No entanto, as normativas européias, prevêem uma classificação acústica do território”, salienta Curcuruto – que deveria servir para fazer crescer as cidades com base em planos de referência ótimos, que devem ser tidos em conta também nos planos reguladores, por exemplo, para respeitar áreas destinadas a escolas ou hospitais.
Também existem indicações precisas para os ambientes de trabalho, que especificam o máximo de emissão sonora permitida nos diversos aparelhos e máquinas, “e até os aparelhos que adquirimos para casa, como os eletrodomésticos”, explica Curcuruto, “têm hoje a obrigação de indicar o nível de ruído entre as características técnicas. O mesmo é válido para os automóveis, que devem respeitar regras mais severas do que as que estavam em vigor há alguns anos apenas”.

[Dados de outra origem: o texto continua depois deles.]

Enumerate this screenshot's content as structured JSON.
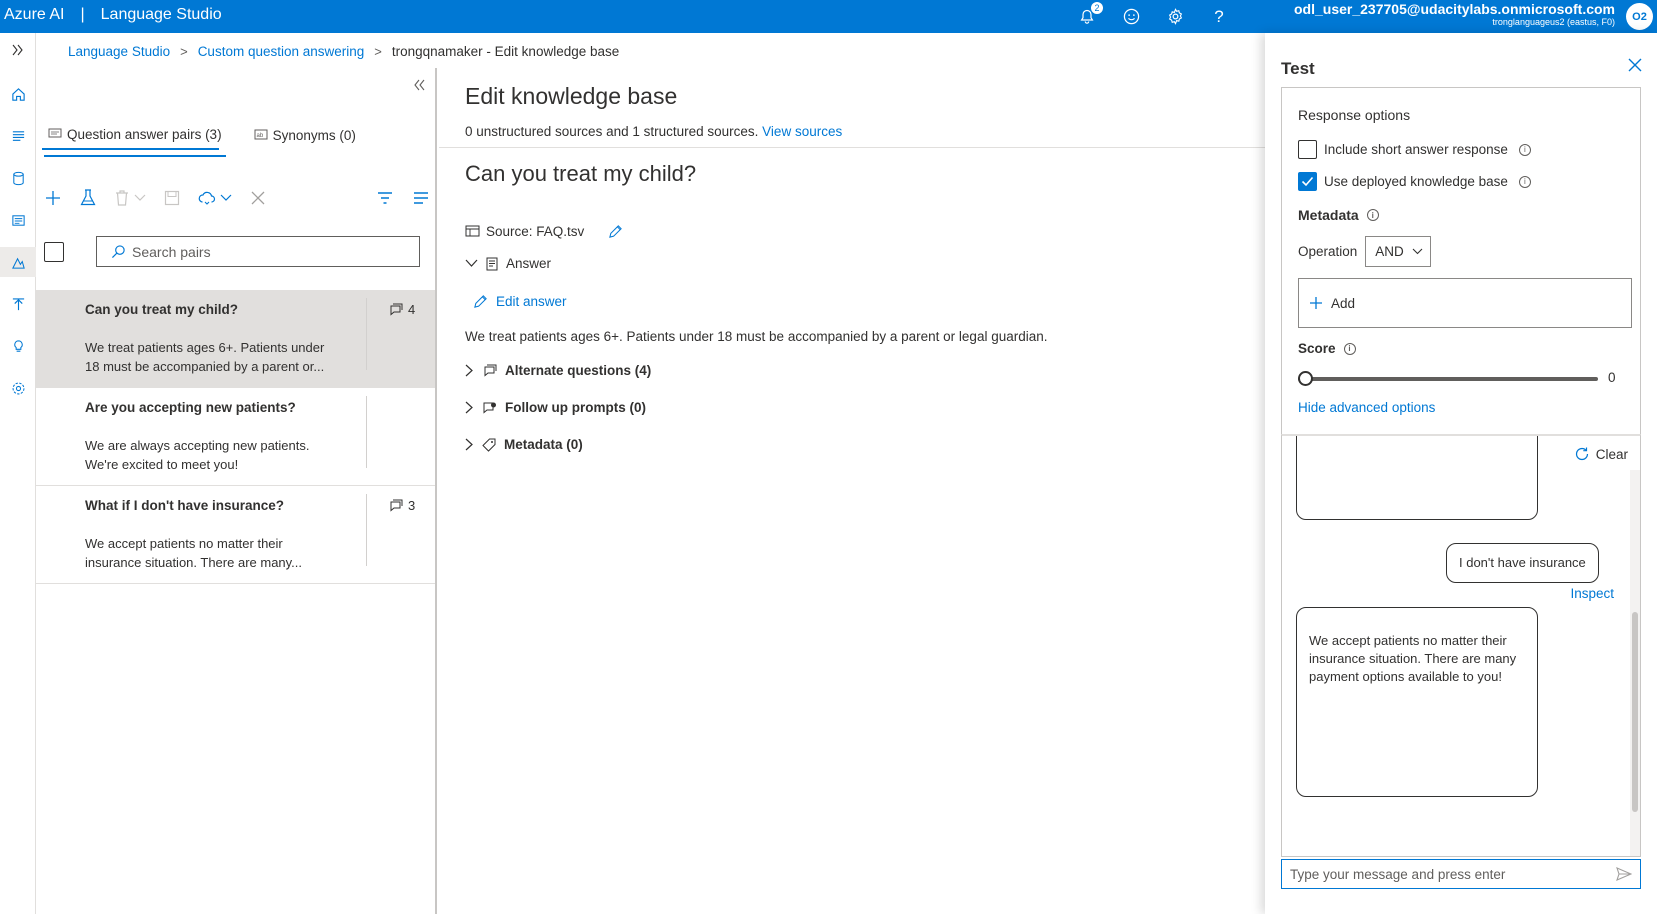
{
  "topbar": {
    "brand": "Azure AI",
    "separator": "|",
    "app": "Language Studio",
    "notification_count": "2",
    "user_email": "odl_user_237705@udacitylabs.onmicrosoft.com",
    "resource": "tronglanguageus2 (eastus, F0)",
    "avatar_initials": "O2",
    "help": "?"
  },
  "breadcrumb": {
    "items": [
      "Language Studio",
      "Custom question answering",
      "trongqnamaker - Edit knowledge base"
    ]
  },
  "list_pane": {
    "tabs": [
      {
        "label": "Question answer pairs (3)"
      },
      {
        "label": "Synonyms (0)"
      }
    ],
    "search_placeholder": "Search pairs",
    "items": [
      {
        "question": "Can you treat my child?",
        "answer_l1": "We treat patients ages 6+. Patients under",
        "answer_l2": "18 must be accompanied by a parent or...",
        "count": "4"
      },
      {
        "question": "Are you accepting new patients?",
        "answer_l1": "We are always accepting new patients.",
        "answer_l2": "We're excited to meet you!",
        "count": ""
      },
      {
        "question": "What if I don't have insurance?",
        "answer_l1": "We accept patients no matter their",
        "answer_l2": "insurance situation. There are many...",
        "count": "3"
      }
    ]
  },
  "editor": {
    "title": "Edit knowledge base",
    "sources_text": "0 unstructured sources and 1 structured sources.",
    "view_sources": "View sources",
    "question_title": "Can you treat my child?",
    "source_label": "Source: FAQ.tsv",
    "answer_label": "Answer",
    "edit_answer": "Edit answer",
    "answer_text": "We treat patients ages 6+. Patients under 18 must be accompanied by a parent or legal guardian.",
    "alternate_questions": "Alternate questions (4)",
    "follow_up_prompts": "Follow up prompts (0)",
    "metadata": "Metadata (0)"
  },
  "test_panel": {
    "title": "Test",
    "response_options": "Response options",
    "short_answer": "Include short answer response",
    "short_answer_checked": false,
    "use_deployed": "Use deployed knowledge base",
    "use_deployed_checked": true,
    "metadata_label": "Metadata",
    "operation_label": "Operation",
    "operation_value": "AND",
    "add_label": "Add",
    "score_label": "Score",
    "score_value": "0",
    "hide_advanced": "Hide advanced options",
    "clear": "Clear",
    "user_message": "I don't have insurance",
    "inspect": "Inspect",
    "bot_reply": "We accept patients no matter their insurance situation. There are many payment options available to you!",
    "input_placeholder": "Type your message and press enter"
  }
}
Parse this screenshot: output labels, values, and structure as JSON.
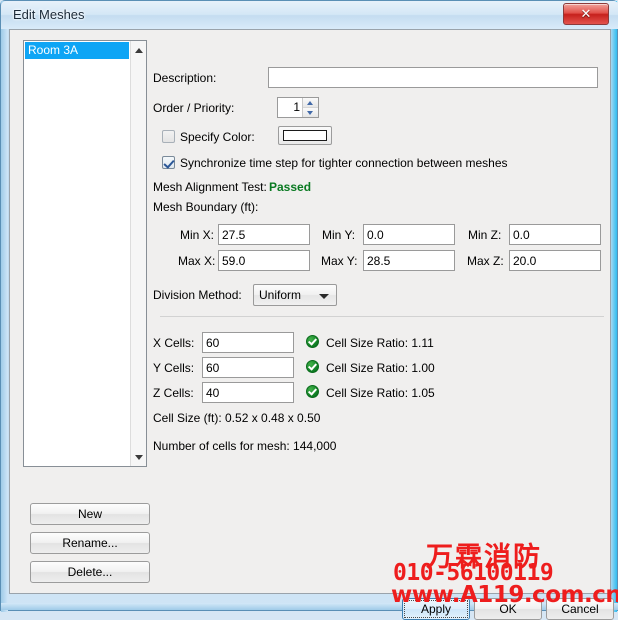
{
  "window": {
    "title": "Edit Meshes",
    "close_label": "✕"
  },
  "mesh_list": {
    "items": [
      {
        "label": "Room 3A",
        "selected": true
      }
    ],
    "scroll_up_icon": "caret-up-icon",
    "scroll_down_icon": "caret-down-icon"
  },
  "list_buttons": {
    "new": "New",
    "rename": "Rename...",
    "delete": "Delete..."
  },
  "form": {
    "description_label": "Description:",
    "description_value": "",
    "order_label": "Order / Priority:",
    "order_value": "1",
    "specify_color_label": "Specify Color:",
    "specify_color_checked": false,
    "color_swatch_hex": "#ffffff",
    "sync_label": "Synchronize time step for tighter connection between meshes",
    "sync_checked": true,
    "alignment_label": "Mesh Alignment Test:",
    "alignment_value": "Passed",
    "alignment_color": "#0a7a22",
    "boundary_label": "Mesh Boundary (ft):",
    "boundary": {
      "min_x_label": "Min X:",
      "min_x_value": "27.5",
      "min_y_label": "Min Y:",
      "min_y_value": "0.0",
      "min_z_label": "Min Z:",
      "min_z_value": "0.0",
      "max_x_label": "Max X:",
      "max_x_value": "59.0",
      "max_y_label": "Max Y:",
      "max_y_value": "28.5",
      "max_z_label": "Max Z:",
      "max_z_value": "20.0"
    },
    "division_method_label": "Division Method:",
    "division_method_value": "Uniform",
    "division_method_options": [
      "Uniform"
    ],
    "cells": {
      "x_label": "X Cells:",
      "x_value": "60",
      "x_ratio": "Cell Size Ratio: 1.11",
      "y_label": "Y Cells:",
      "y_value": "60",
      "y_ratio": "Cell Size Ratio: 1.00",
      "z_label": "Z Cells:",
      "z_value": "40",
      "z_ratio": "Cell Size Ratio: 1.05"
    },
    "cell_size_text": "Cell Size (ft): 0.52 x 0.48 x 0.50",
    "num_cells_text": "Number of cells for mesh: 144,000"
  },
  "dialog_buttons": {
    "apply": "Apply",
    "ok": "OK",
    "cancel": "Cancel"
  },
  "watermark": {
    "company": "万霖消防",
    "phone": "010-56100119",
    "url": "www.A119.com.cn",
    "color": "#ee1d1d"
  }
}
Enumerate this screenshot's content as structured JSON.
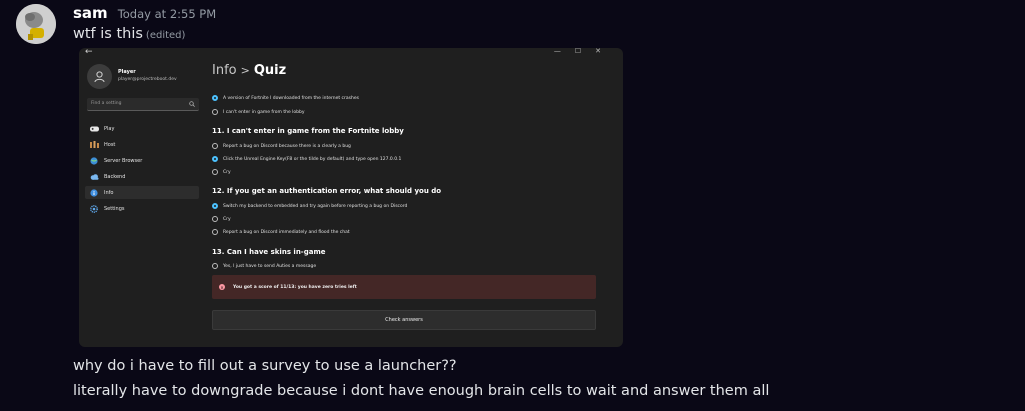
{
  "message": {
    "username": "sam",
    "timestamp": "Today at 2:55 PM",
    "first_line": "wtf is this",
    "edited_tag": "(edited)",
    "line_2": "why do i have to fill out a survey to use a launcher??",
    "line_3": "literally have to downgrade because i dont have enough brain cells to wait and answer them all"
  },
  "embed": {
    "profile": {
      "name": "Player",
      "email": "player@projectreboot.dev"
    },
    "search_placeholder": "Find a setting",
    "nav": [
      {
        "label": "Play",
        "icon": "gamepad-icon"
      },
      {
        "label": "Host",
        "icon": "host-icon"
      },
      {
        "label": "Server Browser",
        "icon": "globe-icon"
      },
      {
        "label": "Backend",
        "icon": "cloud-icon"
      },
      {
        "label": "Info",
        "icon": "info-icon",
        "active": true
      },
      {
        "label": "Settings",
        "icon": "settings-icon"
      }
    ],
    "breadcrumb": {
      "parent": "Info",
      "separator": ">",
      "current": "Quiz"
    },
    "q10_options": [
      {
        "label": "A version of Fortnite I downloaded from the internet crashes",
        "checked": true
      },
      {
        "label": "I can't enter in game from the lobby",
        "checked": false
      }
    ],
    "q11": {
      "title": "11. I can't enter in game from the Fortnite lobby",
      "options": [
        {
          "label": "Report a bug on Discord because there is a clearly a bug",
          "checked": false
        },
        {
          "label": "Click the Unreal Engine Key(F8 or the tilde by default) and type open 127.0.0.1",
          "checked": true
        },
        {
          "label": "Cry",
          "checked": false
        }
      ]
    },
    "q12": {
      "title": "12. If you get an authentication error, what should you do",
      "options": [
        {
          "label": "Switch my backend to embedded and try again before reporting a bug on Discord",
          "checked": true
        },
        {
          "label": "Cry",
          "checked": false
        },
        {
          "label": "Report a bug on Discord immediately and flood the chat",
          "checked": false
        }
      ]
    },
    "q13": {
      "title": "13. Can I have skins in-game",
      "options": [
        {
          "label": "Yes, I just have to send Auties a message",
          "checked": false
        }
      ]
    },
    "result": "You got a score of 11/13: you have zero tries left",
    "check_button": "Check answers",
    "colors": {
      "accent": "#4cc2ff",
      "error_bg": "#442726",
      "error_icon": "#ff99a4"
    }
  }
}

Isso não impede que o barulho esteja presente em ambientes insuspeitos, como algumas zonas hospitalares, onde são os próprios aparelhos médicos que comprometem a tranquilidade dos doentes e dos médicos. Um estudo publicado no American Journal of Emergency Medicine mostra que nas unidades de cuidados intensivos o ruído ultrapassa os 55 decibéis, com prováveis efeitos não só sobre o mal-estar dos pacientes mas também sobre a capacidade de concentração dos técnicos. Sabemos, na verdade, que o barulho excessivo altera a capacidade de concentração; basta pensar no velho problema do barulho causado pelas discotecas: além de danificar as capacidades auditivas, sabemos que a exposição prolongada a música em alto volume altera as capacidades perceptivas, e acaba por ser uma causa entre outras dos incidentes que se verificam à saída das discotecas.
Em resumo, parece que hoje o silêncio é um bem a redescobrir: “toleramo-lo, quase com aborrecimento, mas seria importante redescobrirmos o seu valor”, conclui Malaguti, “e, sobretudo, não deixar arrefecer e esquecer este assunto”.